„Im Anfang war das Wort“, lautet der erste Satz des Johannesevangeliums. „Am Tag als der Herr uns schuf, hat er uns in Lärm getaucht“, ergänzen die Düsseldorfer Punkrocker der Toten Hosen 2000 Jahre später. Den Ocean of Noise besingen Arcade Fire, Make Noise fordern Busta Rhymes, über Too Much Noise beklagt sich wortstark Rod Steward und Soundgarden huldigen der Melodie sogar via Bandnamen. Soundmäßig geht’s noch ein paar Oktaven weiter: Über die Stimme der Frau in Goethes Dichtung werden noch immer Vorlesungen gehalten und der Philosoph Jürgen Habermas war davon überzeugt, dass durch wertschätzende Kommunikation, sprich: mit etwas weniger Taktlosigkeit, die Welt endlich mal Vernunft annehmen könnte. Ein kurzer Abstecher in die Religions-, Philosophie- und Kulturgeschichte zeigt: Wir Menschen lieben und brauchen Töne. Wir stehen auf harmonische Klänge. Wir können uns oft gar nicht satt hören.

In den Clubs der Stadt tanzen wir zu den Sounds der DJs und bewegen uns im Takt zu den Beats aus der Bassline. Wir lauschen den wohltuenden Klängen der Natur, flüstern uns so manches zu, brechen in Jubelgeschrei aus, wenn mal was gelingt und erfreuen uns an den Stimmen der Menschen, die wir gern haben. Bei all den Störgeräuschen und Moll-Klängen, die es im Leben zweifelsohne gibt: Wir Menschen sind Enthusiasten des Sounds.

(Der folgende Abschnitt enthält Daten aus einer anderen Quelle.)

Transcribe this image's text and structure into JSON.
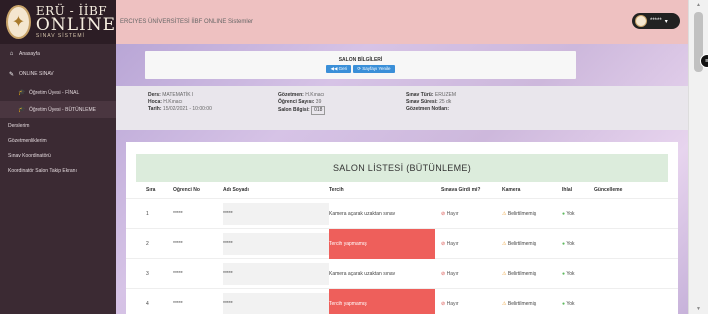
{
  "logo": {
    "line1": "ERÜ - İİBF",
    "line2": "ONLINE",
    "line3": "SINAV SİSTEMİ"
  },
  "topbar": {
    "title": "ERCIYES ÜNİVERSİTESİ İİBF ONLINE Sistemler",
    "user_masked": "*****"
  },
  "sidebar": {
    "items": [
      {
        "label": "Anasayfa",
        "icon": "home-icon"
      },
      {
        "label": "ONLINE SINAV",
        "icon": "pencil-icon"
      },
      {
        "label": "Öğretim Üyesi - FİNAL",
        "icon": "graduation-cap-icon"
      },
      {
        "label": "Öğretim Üyesi - BÜTÜNLEME",
        "icon": "graduation-cap-icon"
      },
      {
        "label": "Derslerim"
      },
      {
        "label": "Gözetmenliklerim"
      },
      {
        "label": "Sınav Koordinatörü"
      },
      {
        "label": "Koordinatör Salon Takip Ekranı"
      }
    ]
  },
  "info": {
    "title": "SALON BİLGİLERİ",
    "back_button": "Geri",
    "refresh_button": "Sayfayı Yenile"
  },
  "details": {
    "ders_label": "Ders:",
    "ders_value": "MATEMATİK I",
    "hoca_label": "Hoca:",
    "hoca_value": "H.Kınacı",
    "tarih_label": "Tarih:",
    "tarih_value": "15/02/2021 - 10:00:00",
    "gozetmen_label": "Gözetmen:",
    "gozetmen_value": "H.Kınacı",
    "ogrenci_sayisi_label": "Öğrenci Sayısı:",
    "ogrenci_sayisi_value": "39",
    "salon_label": "Salon Bilgisi:",
    "salon_value": "018",
    "sinav_turu_label": "Sınav Türü:",
    "sinav_turu_value": "ERUZEM",
    "sinav_suresi_label": "Sınav Süresi:",
    "sinav_suresi_value": "25 dk",
    "gozetmen_notlari_label": "Gözetmen Notları:"
  },
  "list": {
    "title": "SALON LİSTESİ (BÜTÜNLEME)",
    "columns": [
      "Sıra",
      "Öğrenci No",
      "Adı Soyadı",
      "Tercih",
      "Sınava Girdi mi?",
      "Kamera",
      "İhlal",
      "Güncelleme"
    ],
    "rows": [
      {
        "sira": "1",
        "no": "*****",
        "ad": "*****",
        "tercih": "Kamera açarak uzaktan sınav",
        "tercih_missing": false,
        "girdi": "Hayır",
        "kamera": "Belirtilmemiş",
        "ihlal": "Yok"
      },
      {
        "sira": "2",
        "no": "*****",
        "ad": "*****",
        "tercih": "Tercih yapmamış",
        "tercih_missing": true,
        "girdi": "Hayır",
        "kamera": "Belirtilmemiş",
        "ihlal": "Yok"
      },
      {
        "sira": "3",
        "no": "*****",
        "ad": "*****",
        "tercih": "Kamera açarak uzaktan sınav",
        "tercih_missing": false,
        "girdi": "Hayır",
        "kamera": "Belirtilmemiş",
        "ihlal": "Yok"
      },
      {
        "sira": "4",
        "no": "*****",
        "ad": "*****",
        "tercih": "Tercih yapmamış",
        "tercih_missing": true,
        "girdi": "Hayır",
        "kamera": "Belirtilmemiş",
        "ihlal": "Yok"
      }
    ]
  }
}
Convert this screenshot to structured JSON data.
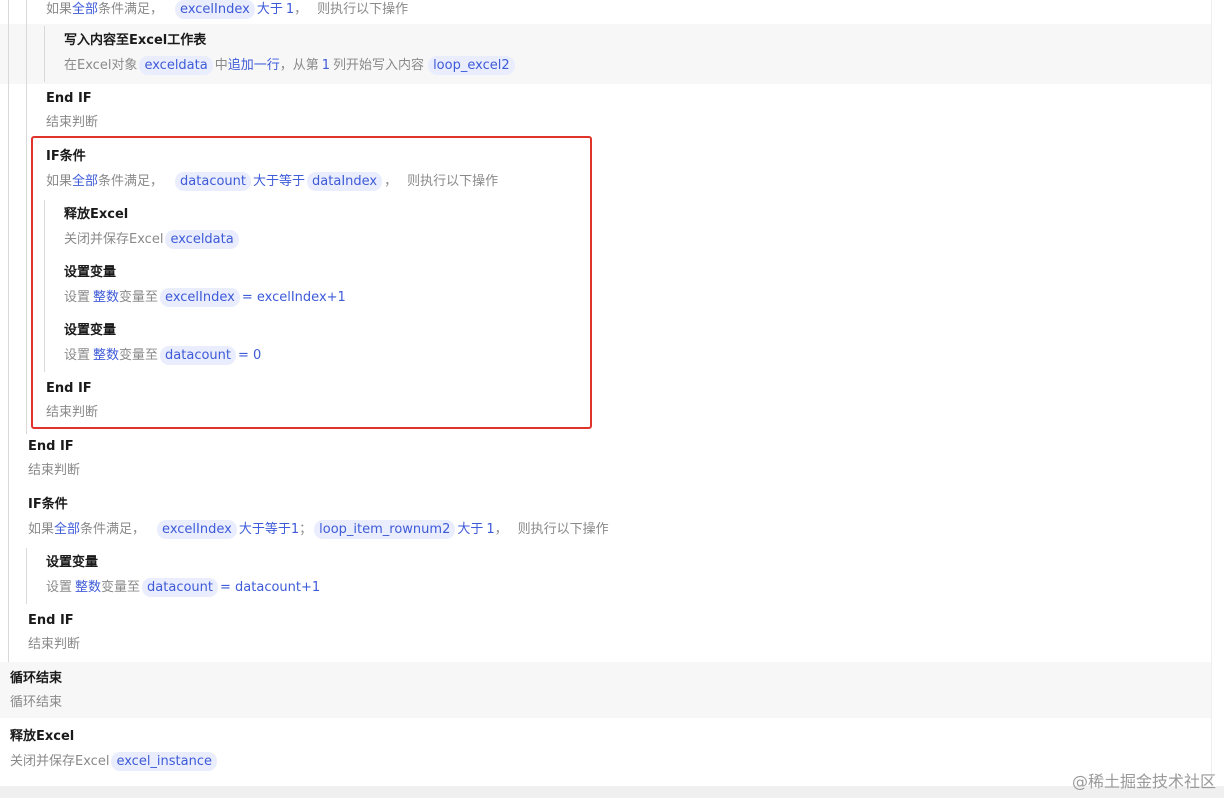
{
  "steps": {
    "if_top": {
      "desc_prefix": "如果",
      "desc_all": "全部",
      "desc_cond": "条件满足，",
      "var": "excelIndex",
      "op": "大于",
      "value": "1",
      "sep": "，",
      "desc_suffix": "则执行以下操作"
    },
    "write_excel": {
      "title": "写入内容至Excel工作表",
      "desc_a": "在Excel对象",
      "obj": "exceldata",
      "desc_b": "中",
      "action": "追加一行",
      "desc_c": "，从第",
      "col": "1",
      "desc_d": "列开始写入内容",
      "content": "loop_excel2"
    },
    "endif_1": {
      "title": "End IF",
      "desc": "结束判断"
    },
    "if_2": {
      "title": "IF条件",
      "desc_prefix": "如果",
      "desc_all": "全部",
      "desc_cond": "条件满足，",
      "var": "datacount",
      "op": "大于等于",
      "var2": "dataIndex",
      "sep": "，",
      "desc_suffix": "则执行以下操作"
    },
    "release_excel_1": {
      "title": "释放Excel",
      "desc": "关闭并保存Excel",
      "obj": "exceldata"
    },
    "set_var_1": {
      "title": "设置变量",
      "desc_a": "设置",
      "type": "整数",
      "desc_b": "变量至",
      "var": "excelIndex",
      "expr": "= excelIndex+1"
    },
    "set_var_2": {
      "title": "设置变量",
      "desc_a": "设置",
      "type": "整数",
      "desc_b": "变量至",
      "var": "datacount",
      "expr": "= 0"
    },
    "endif_2": {
      "title": "End IF",
      "desc": "结束判断"
    },
    "endif_3": {
      "title": "End IF",
      "desc": "结束判断"
    },
    "if_3": {
      "title": "IF条件",
      "desc_prefix": "如果",
      "desc_all": "全部",
      "desc_cond": "条件满足，",
      "var": "excelIndex",
      "op": "大于等于",
      "value": "1",
      "semi": "；",
      "var2": "loop_item_rownum2",
      "op2": "大于",
      "value2": "1",
      "sep": "，",
      "desc_suffix": "则执行以下操作"
    },
    "set_var_3": {
      "title": "设置变量",
      "desc_a": "设置",
      "type": "整数",
      "desc_b": "变量至",
      "var": "datacount",
      "expr": "= datacount+1"
    },
    "endif_4": {
      "title": "End IF",
      "desc": "结束判断"
    },
    "loop_end": {
      "title": "循环结束",
      "desc": "循环结束"
    },
    "release_excel_2": {
      "title": "释放Excel",
      "desc": "关闭并保存Excel",
      "obj": "excel_instance"
    }
  },
  "watermark": "@稀土掘金技术社区",
  "colors": {
    "accent": "#3e5bd8",
    "pill_bg": "#eaedfd",
    "highlight_border": "#e0332b",
    "muted_text": "#8a8a8a"
  }
}
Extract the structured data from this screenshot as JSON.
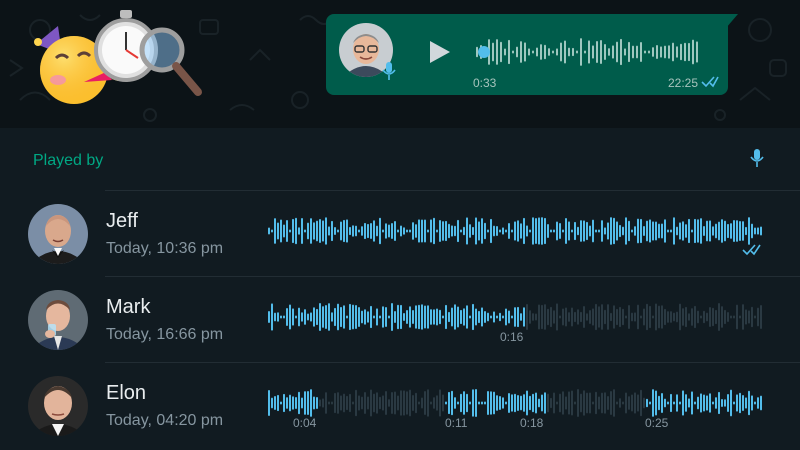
{
  "message": {
    "duration": "0:33",
    "time": "22:25",
    "status": "read",
    "icons": {
      "play": "play-icon",
      "mic": "mic-icon",
      "ticks": "double-check-icon"
    }
  },
  "panel": {
    "header": "Played by",
    "header_icon": "mic-icon"
  },
  "listeners": [
    {
      "name": "Jeff",
      "time": "Today, 10:36 pm",
      "played_fraction": 1.0,
      "segments": [
        [
          0,
          1
        ]
      ],
      "marks": [],
      "read_ticks": true
    },
    {
      "name": "Mark",
      "time": "Today, 16:66 pm",
      "played_fraction": 0.52,
      "segments": [
        [
          0,
          0.52
        ]
      ],
      "marks": [
        "0:16"
      ],
      "read_ticks": false
    },
    {
      "name": "Elon",
      "time": "Today, 04:20 pm",
      "played_fraction": 0.6,
      "segments": [
        [
          0,
          0.1
        ],
        [
          0.355,
          0.56
        ],
        [
          0.76,
          1
        ]
      ],
      "marks": [
        "0:04",
        "0:11",
        "0:18",
        "0:25"
      ],
      "read_ticks": false
    }
  ],
  "colors": {
    "accent": "#00a884",
    "bubble": "#005c4b",
    "wave_played": "#53bdeb",
    "wave_unplayed": "#2a3942",
    "background": "#111b21",
    "chat_background": "#0c1317"
  }
}
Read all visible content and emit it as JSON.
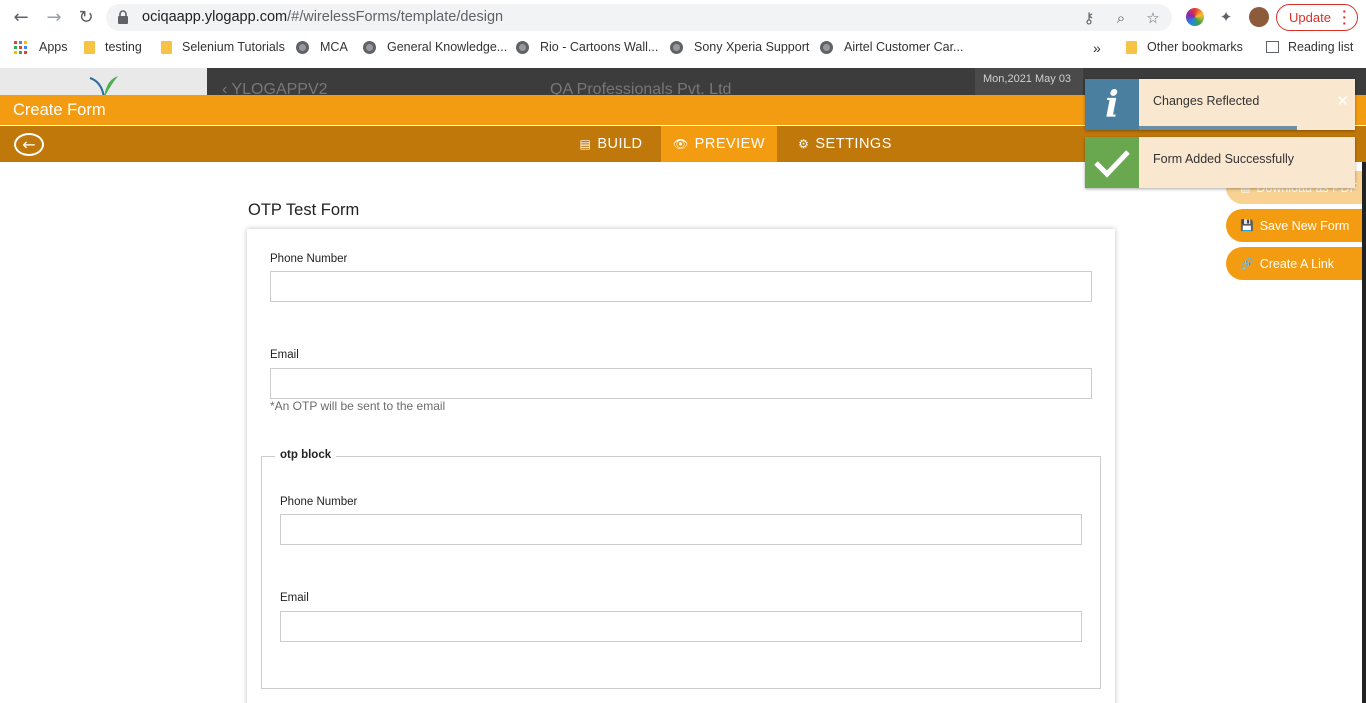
{
  "browser": {
    "url_host": "ociqaapp.ylogapp.com",
    "url_path": "/#/wirelessForms/template/design",
    "update_label": "Update",
    "bookmarks": [
      {
        "label": "Apps",
        "icon": "apps-grid-icon"
      },
      {
        "label": "testing",
        "icon": "folder-icon"
      },
      {
        "label": "Selenium Tutorials",
        "icon": "folder-icon"
      },
      {
        "label": "MCA",
        "icon": "globe-icon"
      },
      {
        "label": "General Knowledge...",
        "icon": "globe-icon"
      },
      {
        "label": "Rio - Cartoons Wall...",
        "icon": "globe-icon"
      },
      {
        "label": "Sony Xperia Support",
        "icon": "globe-icon"
      },
      {
        "label": "Airtel Customer Car...",
        "icon": "globe-icon"
      }
    ],
    "bookmarks_overflow": "»",
    "other_bookmarks": "Other bookmarks",
    "reading_list": "Reading list"
  },
  "app_header": {
    "back_text": "YLOGAPPV2",
    "company": "QA Professionals Pvt. Ltd",
    "date": "Mon,2021 May 03"
  },
  "create_form": {
    "title": "Create Form",
    "tabs": [
      {
        "label": "BUILD",
        "icon": "build-icon",
        "active": false
      },
      {
        "label": "PREVIEW",
        "icon": "eye-icon",
        "active": true
      },
      {
        "label": "SETTINGS",
        "icon": "gear-icon",
        "active": false
      }
    ]
  },
  "form": {
    "title": "OTP Test Form",
    "fields": [
      {
        "label": "Phone Number",
        "value": ""
      },
      {
        "label": "Email",
        "value": "",
        "hint": "*An OTP will be sent to the email"
      }
    ],
    "otp_block": {
      "legend": "otp block",
      "fields": [
        {
          "label": "Phone Number",
          "value": ""
        },
        {
          "label": "Email",
          "value": ""
        }
      ]
    }
  },
  "actions": {
    "download_pdf": "Download as PDF",
    "save_new_form": "Save New Form",
    "create_link": "Create A Link"
  },
  "toasts": [
    {
      "type": "info",
      "message": "Changes Reflected",
      "color": "#4a7fa0"
    },
    {
      "type": "success",
      "message": "Form Added Successfully",
      "color": "#6aa84f"
    }
  ],
  "colors": {
    "accent": "#f39c12",
    "accent_dark": "#c1780b"
  }
}
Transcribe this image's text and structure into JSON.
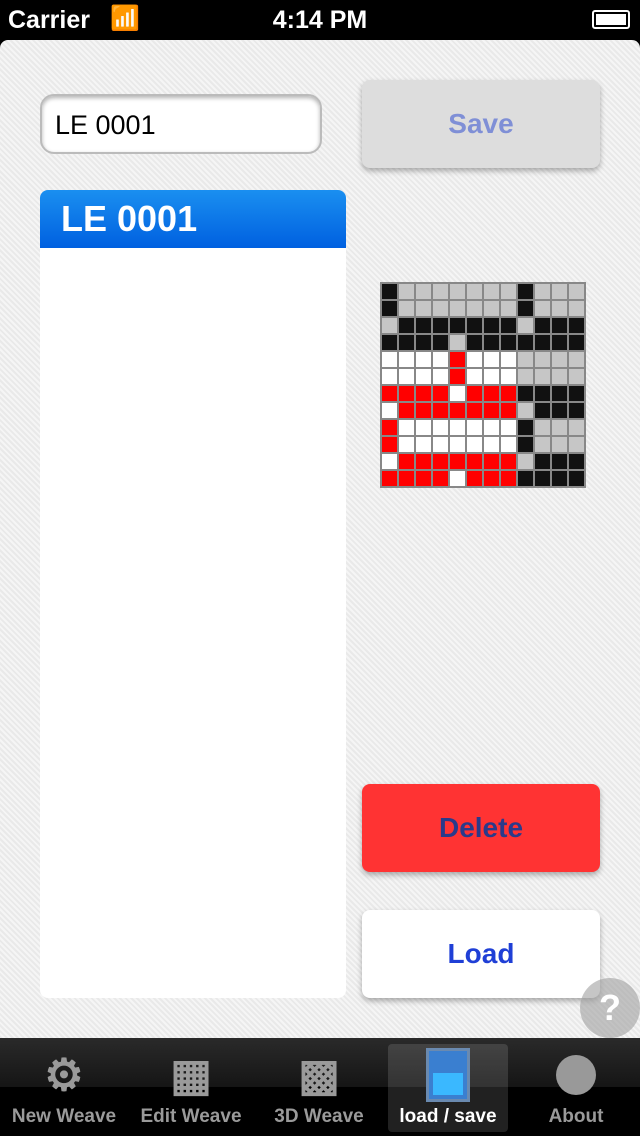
{
  "status": {
    "carrier": "Carrier",
    "time": "4:14 PM"
  },
  "name_field": {
    "value": "LE 0001"
  },
  "save_label": "Save",
  "list": {
    "items": [
      {
        "label": "LE 0001",
        "selected": true
      }
    ]
  },
  "weave_preview": {
    "colors": {
      "K": "#111111",
      "G": "#c6c6c6",
      "W": "#ffffff",
      "R": "#ff0000"
    },
    "rows": [
      "KGGGGGGGKGGG",
      "KGGGGGGGKGGG",
      "GKKKKKKKGKKK",
      "KKKKGKKKKKKK",
      "WWWWRWWWGGGG",
      "WWWWRWWWGGGG",
      "RRRRWRRRKKKK",
      "WRRRRRRRGKKK",
      "RWWWWWWWKGGG",
      "RWWWWWWWKGGG",
      "WRRRRRRRGKKK",
      "RRRRWRRRKKKK"
    ]
  },
  "delete_label": "Delete",
  "load_label": "Load",
  "help_label": "?",
  "tabs": [
    {
      "label": "New Weave",
      "icon": "gear-icon"
    },
    {
      "label": "Edit Weave",
      "icon": "grid-icon"
    },
    {
      "label": "3D Weave",
      "icon": "fabric-icon"
    },
    {
      "label": "load / save",
      "icon": "floppy-disk-icon",
      "active": true
    },
    {
      "label": "About",
      "icon": "circle-icon"
    }
  ]
}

Neuroth Hörgerät im Wohnzimmer

Neuroth bringt wieder Sound ins Leben

Leise, unvollständig, verschwommen – so fühlt es sich hingegen an, wenn man schlecht hört. Und genau hier kommt Neuroth ins Spiel. Unter dem Slogan „Wieder alle Töne hören“, wirkt das österreichische Unternehmen mit modernster Technik Hörverlusten und -stürzen entgegen. Und bietet die notwendige hardware an, wenn es zu solchen bereits gekommen ist. Mit konventionellen Hörgeräten und Akku-Versionen. Mit jeder Menge Zubehör und innovativem modernstem Gehörschutz (sogar für Musiker und music fans). Mit Hörtests und persönlichem Service unter dem klingenden Namen „Boxenstopp für Hörgeräte“. Neuroth sorgt sozusagen in jeder Situation für den richtigen Ton.

Neuroth Hörgerät

Das prominente Gesicht des Unternehmens ist Mika Häkkinen, „The Flying Fin“ genannt, zweifacher Formel-1-Weltmeister und – was nur wenige wissen – selbst von einer Hörminderung betroffen. Ein schwerer Rennunfall anno 1995 hat das Hörvermögen des 50-jährigen Finnen beeinträchtigt. Die Folge: Das Verstehen fiel ihm schwer. Häkkinen fand aber bald wieder auf die richtige (Ton-)Spur zurück – nur drei Jahre später wurde er erstmals Weltmeister – mit Hörgeräten im Ohr. O-Ton Häkkinen: „Ich habe meine Hörminderung als Herausforderung gesehen. Ich habe gelernt, wie wichtig es ist, gut zu hören, vor allem, um mit Leuten kommunizieren zu können.“ Wichtige Worte des ansonsten eher wortkargen Finnen.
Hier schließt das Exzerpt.